O jornalista Fernando Gomes, que assinava uma coluna na página de esportes do jornal O Paraná, escreveu, no domingo 14, o seguinte: “(…) A partir de agora, o Sr. Motta Ribeiro passa a ser persona non grata em Cascavel porque ele foi quem fez tudo contr o nosso time (…)”. E o povo levou isso a sério até demais. Na segunda-feira 15, a Camisa 12, torcida organizada do Cascavel, confeccionou um boneco de espuma batizado como… Motta Ribeiro.
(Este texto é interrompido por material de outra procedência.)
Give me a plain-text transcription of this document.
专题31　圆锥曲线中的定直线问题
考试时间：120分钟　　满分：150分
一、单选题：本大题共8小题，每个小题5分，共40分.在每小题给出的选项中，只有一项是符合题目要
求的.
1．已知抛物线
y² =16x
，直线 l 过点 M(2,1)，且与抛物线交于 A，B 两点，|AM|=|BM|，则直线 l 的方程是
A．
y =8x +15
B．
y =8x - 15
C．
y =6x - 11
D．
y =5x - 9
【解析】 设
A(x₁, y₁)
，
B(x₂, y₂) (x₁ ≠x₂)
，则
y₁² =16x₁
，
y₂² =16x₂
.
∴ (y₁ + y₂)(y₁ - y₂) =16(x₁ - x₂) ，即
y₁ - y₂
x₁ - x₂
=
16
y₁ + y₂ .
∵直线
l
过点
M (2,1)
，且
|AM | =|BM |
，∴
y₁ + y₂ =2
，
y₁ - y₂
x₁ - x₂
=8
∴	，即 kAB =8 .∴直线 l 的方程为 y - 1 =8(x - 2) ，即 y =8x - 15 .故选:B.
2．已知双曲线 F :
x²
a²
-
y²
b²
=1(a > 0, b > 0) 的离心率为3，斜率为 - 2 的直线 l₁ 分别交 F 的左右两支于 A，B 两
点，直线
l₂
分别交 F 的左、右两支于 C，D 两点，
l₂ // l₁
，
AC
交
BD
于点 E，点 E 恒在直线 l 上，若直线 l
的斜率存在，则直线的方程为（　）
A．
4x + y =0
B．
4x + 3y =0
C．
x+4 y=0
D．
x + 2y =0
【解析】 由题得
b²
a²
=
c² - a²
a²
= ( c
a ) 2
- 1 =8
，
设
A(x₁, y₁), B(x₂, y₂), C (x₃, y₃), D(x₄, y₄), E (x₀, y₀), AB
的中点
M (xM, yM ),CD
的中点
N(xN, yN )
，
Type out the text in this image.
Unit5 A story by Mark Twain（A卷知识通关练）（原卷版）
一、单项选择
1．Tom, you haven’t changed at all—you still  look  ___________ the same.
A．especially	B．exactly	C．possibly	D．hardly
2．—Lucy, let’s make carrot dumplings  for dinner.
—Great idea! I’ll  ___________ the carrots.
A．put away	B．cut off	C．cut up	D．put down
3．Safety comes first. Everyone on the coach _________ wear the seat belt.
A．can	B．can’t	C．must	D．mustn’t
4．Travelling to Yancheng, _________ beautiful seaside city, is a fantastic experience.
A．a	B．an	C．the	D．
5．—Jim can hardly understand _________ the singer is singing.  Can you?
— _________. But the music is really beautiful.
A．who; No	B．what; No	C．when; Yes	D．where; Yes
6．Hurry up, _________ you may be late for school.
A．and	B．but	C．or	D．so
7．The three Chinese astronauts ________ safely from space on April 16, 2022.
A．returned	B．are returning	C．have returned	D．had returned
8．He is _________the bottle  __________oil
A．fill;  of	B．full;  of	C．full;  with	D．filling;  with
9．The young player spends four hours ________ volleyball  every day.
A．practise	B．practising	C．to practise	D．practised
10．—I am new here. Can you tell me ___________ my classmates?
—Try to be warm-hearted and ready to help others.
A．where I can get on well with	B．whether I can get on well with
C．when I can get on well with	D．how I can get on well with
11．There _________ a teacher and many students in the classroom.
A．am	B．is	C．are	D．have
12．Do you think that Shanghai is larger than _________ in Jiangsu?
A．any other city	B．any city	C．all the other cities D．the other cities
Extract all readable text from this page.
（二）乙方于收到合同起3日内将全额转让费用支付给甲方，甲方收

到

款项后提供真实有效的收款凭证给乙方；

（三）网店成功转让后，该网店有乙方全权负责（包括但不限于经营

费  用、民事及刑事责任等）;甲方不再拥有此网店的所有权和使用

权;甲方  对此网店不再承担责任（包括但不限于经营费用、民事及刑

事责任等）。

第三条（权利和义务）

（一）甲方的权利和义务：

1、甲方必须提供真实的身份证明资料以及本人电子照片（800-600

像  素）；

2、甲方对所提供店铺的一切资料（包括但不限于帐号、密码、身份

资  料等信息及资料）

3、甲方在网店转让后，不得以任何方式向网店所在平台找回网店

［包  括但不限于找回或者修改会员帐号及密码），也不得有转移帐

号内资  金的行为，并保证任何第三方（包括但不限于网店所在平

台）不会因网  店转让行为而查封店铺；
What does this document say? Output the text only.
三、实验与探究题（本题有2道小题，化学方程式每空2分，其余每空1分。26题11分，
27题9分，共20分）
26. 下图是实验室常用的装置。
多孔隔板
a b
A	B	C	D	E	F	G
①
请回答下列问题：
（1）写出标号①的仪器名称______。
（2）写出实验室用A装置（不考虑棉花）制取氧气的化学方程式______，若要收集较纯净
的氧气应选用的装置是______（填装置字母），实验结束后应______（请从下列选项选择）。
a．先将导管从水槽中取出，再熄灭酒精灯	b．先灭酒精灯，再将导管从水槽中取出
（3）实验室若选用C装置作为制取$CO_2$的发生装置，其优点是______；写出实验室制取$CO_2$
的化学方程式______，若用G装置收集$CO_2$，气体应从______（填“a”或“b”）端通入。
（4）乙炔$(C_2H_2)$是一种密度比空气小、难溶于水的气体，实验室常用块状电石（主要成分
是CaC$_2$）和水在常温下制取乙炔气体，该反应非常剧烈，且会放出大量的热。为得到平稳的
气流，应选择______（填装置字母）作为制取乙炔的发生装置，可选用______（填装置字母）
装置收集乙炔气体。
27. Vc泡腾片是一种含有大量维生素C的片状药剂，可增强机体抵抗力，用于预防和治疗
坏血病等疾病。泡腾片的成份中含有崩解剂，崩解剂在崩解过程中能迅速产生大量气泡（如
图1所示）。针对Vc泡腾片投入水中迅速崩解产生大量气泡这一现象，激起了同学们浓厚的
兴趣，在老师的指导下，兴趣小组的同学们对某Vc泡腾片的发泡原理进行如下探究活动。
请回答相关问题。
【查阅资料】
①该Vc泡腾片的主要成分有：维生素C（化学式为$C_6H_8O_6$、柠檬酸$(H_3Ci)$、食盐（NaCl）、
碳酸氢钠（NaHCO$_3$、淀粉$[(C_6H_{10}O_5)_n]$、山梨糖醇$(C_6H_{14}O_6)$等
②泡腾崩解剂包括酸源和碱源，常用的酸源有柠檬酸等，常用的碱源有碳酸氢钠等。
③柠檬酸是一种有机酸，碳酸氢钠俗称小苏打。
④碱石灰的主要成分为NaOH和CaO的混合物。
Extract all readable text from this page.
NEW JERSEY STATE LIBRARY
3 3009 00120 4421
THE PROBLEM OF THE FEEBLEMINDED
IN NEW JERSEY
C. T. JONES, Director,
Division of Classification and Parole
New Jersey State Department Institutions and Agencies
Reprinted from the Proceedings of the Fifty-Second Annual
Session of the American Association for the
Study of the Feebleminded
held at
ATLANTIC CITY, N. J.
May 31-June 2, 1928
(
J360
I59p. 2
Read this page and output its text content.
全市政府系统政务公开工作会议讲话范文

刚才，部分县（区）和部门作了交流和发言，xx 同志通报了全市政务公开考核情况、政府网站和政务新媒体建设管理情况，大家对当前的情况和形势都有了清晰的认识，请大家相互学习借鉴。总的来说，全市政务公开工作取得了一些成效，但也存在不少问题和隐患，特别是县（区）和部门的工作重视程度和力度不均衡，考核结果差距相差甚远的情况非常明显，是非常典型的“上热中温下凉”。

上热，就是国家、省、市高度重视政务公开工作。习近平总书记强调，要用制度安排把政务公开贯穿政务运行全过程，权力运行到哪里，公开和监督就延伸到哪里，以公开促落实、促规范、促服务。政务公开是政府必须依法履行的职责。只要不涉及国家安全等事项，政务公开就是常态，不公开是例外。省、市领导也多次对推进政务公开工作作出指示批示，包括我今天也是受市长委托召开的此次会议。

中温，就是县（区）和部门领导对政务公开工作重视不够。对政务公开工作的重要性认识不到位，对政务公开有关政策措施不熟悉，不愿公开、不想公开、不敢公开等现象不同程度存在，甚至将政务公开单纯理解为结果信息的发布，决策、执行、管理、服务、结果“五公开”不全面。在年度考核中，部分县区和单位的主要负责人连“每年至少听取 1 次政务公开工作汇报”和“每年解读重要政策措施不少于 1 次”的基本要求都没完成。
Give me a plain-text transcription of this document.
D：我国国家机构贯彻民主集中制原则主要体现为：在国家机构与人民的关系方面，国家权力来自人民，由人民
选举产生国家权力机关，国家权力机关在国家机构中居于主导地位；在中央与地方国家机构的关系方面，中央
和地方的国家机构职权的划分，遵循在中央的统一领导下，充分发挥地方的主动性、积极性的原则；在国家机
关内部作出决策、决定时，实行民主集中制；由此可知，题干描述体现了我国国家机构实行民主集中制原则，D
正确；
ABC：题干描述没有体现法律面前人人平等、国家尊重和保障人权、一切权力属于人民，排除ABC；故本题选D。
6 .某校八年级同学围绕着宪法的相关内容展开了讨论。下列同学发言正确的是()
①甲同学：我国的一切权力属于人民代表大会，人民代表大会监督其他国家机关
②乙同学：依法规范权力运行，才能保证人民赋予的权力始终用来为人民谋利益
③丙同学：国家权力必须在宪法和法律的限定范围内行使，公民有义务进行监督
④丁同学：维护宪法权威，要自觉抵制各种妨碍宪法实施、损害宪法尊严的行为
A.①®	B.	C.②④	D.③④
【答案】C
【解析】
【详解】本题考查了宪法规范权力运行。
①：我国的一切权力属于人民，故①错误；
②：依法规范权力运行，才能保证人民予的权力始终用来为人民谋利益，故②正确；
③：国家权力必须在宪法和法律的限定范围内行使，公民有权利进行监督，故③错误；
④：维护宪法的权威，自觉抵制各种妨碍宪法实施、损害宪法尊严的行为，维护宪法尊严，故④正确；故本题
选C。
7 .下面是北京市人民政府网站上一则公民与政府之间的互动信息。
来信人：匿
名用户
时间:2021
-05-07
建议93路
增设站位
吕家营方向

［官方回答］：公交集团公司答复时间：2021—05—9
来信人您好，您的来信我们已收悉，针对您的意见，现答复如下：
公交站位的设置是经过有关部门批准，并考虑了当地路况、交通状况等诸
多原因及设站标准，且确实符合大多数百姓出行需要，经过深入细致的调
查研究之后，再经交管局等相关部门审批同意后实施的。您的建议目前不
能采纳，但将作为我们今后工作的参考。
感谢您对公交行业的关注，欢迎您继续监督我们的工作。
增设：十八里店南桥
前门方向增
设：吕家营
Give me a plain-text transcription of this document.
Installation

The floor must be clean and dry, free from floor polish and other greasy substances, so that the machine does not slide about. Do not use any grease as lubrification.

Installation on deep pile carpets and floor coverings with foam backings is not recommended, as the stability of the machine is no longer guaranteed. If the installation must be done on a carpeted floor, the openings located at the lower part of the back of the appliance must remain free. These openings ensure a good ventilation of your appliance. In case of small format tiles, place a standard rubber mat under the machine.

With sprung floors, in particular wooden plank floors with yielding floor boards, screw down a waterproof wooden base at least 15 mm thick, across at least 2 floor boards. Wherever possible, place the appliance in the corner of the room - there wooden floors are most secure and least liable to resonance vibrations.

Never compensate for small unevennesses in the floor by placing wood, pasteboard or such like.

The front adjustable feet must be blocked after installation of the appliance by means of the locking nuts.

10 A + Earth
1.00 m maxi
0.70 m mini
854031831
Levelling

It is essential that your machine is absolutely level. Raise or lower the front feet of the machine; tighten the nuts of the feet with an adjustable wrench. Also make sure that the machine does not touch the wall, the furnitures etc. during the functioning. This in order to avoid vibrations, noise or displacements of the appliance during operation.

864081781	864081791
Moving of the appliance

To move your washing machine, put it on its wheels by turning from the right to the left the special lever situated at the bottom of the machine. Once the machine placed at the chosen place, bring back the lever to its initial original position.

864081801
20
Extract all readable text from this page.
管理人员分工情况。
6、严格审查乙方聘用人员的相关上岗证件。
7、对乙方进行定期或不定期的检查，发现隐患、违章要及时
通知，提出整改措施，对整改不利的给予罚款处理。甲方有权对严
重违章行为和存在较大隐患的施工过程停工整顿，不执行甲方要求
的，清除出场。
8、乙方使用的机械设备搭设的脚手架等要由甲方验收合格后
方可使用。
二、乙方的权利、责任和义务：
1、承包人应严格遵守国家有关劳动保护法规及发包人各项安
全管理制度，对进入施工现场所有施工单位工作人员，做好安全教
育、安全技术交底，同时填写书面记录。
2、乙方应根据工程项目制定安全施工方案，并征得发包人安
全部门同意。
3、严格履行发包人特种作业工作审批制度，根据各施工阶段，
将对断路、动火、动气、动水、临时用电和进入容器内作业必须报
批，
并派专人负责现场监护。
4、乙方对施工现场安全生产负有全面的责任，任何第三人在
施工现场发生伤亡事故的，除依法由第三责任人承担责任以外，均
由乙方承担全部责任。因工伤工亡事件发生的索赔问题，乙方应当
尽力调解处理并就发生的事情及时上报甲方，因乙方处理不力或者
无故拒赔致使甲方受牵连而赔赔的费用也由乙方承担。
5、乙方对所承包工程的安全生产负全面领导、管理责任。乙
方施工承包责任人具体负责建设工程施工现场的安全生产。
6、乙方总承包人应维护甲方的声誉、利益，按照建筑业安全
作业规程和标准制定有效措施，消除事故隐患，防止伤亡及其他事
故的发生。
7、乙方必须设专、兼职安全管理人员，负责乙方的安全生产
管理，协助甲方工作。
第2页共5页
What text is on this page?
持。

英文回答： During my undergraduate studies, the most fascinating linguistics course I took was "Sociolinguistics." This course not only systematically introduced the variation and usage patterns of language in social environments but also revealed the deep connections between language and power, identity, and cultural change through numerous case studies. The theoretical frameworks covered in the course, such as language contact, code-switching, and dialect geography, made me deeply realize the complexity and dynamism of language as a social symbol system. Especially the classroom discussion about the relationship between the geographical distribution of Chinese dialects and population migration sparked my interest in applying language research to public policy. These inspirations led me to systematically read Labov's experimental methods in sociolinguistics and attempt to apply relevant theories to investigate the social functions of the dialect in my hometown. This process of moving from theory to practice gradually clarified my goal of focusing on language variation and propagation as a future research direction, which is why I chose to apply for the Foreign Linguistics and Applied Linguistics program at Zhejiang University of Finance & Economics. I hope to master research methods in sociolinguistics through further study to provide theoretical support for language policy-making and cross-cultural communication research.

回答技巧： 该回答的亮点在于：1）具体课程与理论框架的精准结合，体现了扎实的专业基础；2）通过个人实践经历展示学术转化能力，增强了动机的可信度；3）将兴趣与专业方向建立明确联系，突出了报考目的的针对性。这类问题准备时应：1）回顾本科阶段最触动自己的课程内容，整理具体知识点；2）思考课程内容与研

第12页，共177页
Na quarta-feira 17, na Avenida Brasil, via principal da cidade, fizeram uma passeata com um caixão e diversos cartazes descendo a lenha no presidente da FPF, com O Paraná registrando aquilo como se fosse um “enterro simbólico”. E como se não bastasse, queimaram o caixão!
E o mais insólito de tudo isso: na edição da sexta-feira 19, na mesma página onde O Paraná publicou a matéria com a foto acima sendo a última da página, eles publicaram o anúncio de um enterro de verdade!
Bom, fato é que tanto o Pinheiros quanto o Cascavel se ferraram no Brasileirão. O Pinheiros foi parar no Grupo B da Taça de Ouro, sendo eliminado por um ponto de diferença para o Botafogo, que ficou em 7º no grupo. Já o Cascavel foi parar no Grupo D da Taça de Prata e também ficou em 7º… só que só dois se classificavam pra segunda fase (Guarani e Coritiba passaram no Grupo D). Já o Colorado, o único beneficiado pelo tapetão da FPF, ficou em 3º no Grupo A da Taça de Ouro. Só que o karma do Motta Ribeiro foi tão forte que, na segunda fase, o Colorado caiu no Grupo L, o mesmo grupo de Flamengo e Atlético MG (que foram os finalistas da Taça de Ouro de 1980) e foi eliminado. Depois disso, o Cascavel Esporte Clube nunca mais conseguiu chegar sequer perto do título paranaense, sendo extinto anos mais tarde.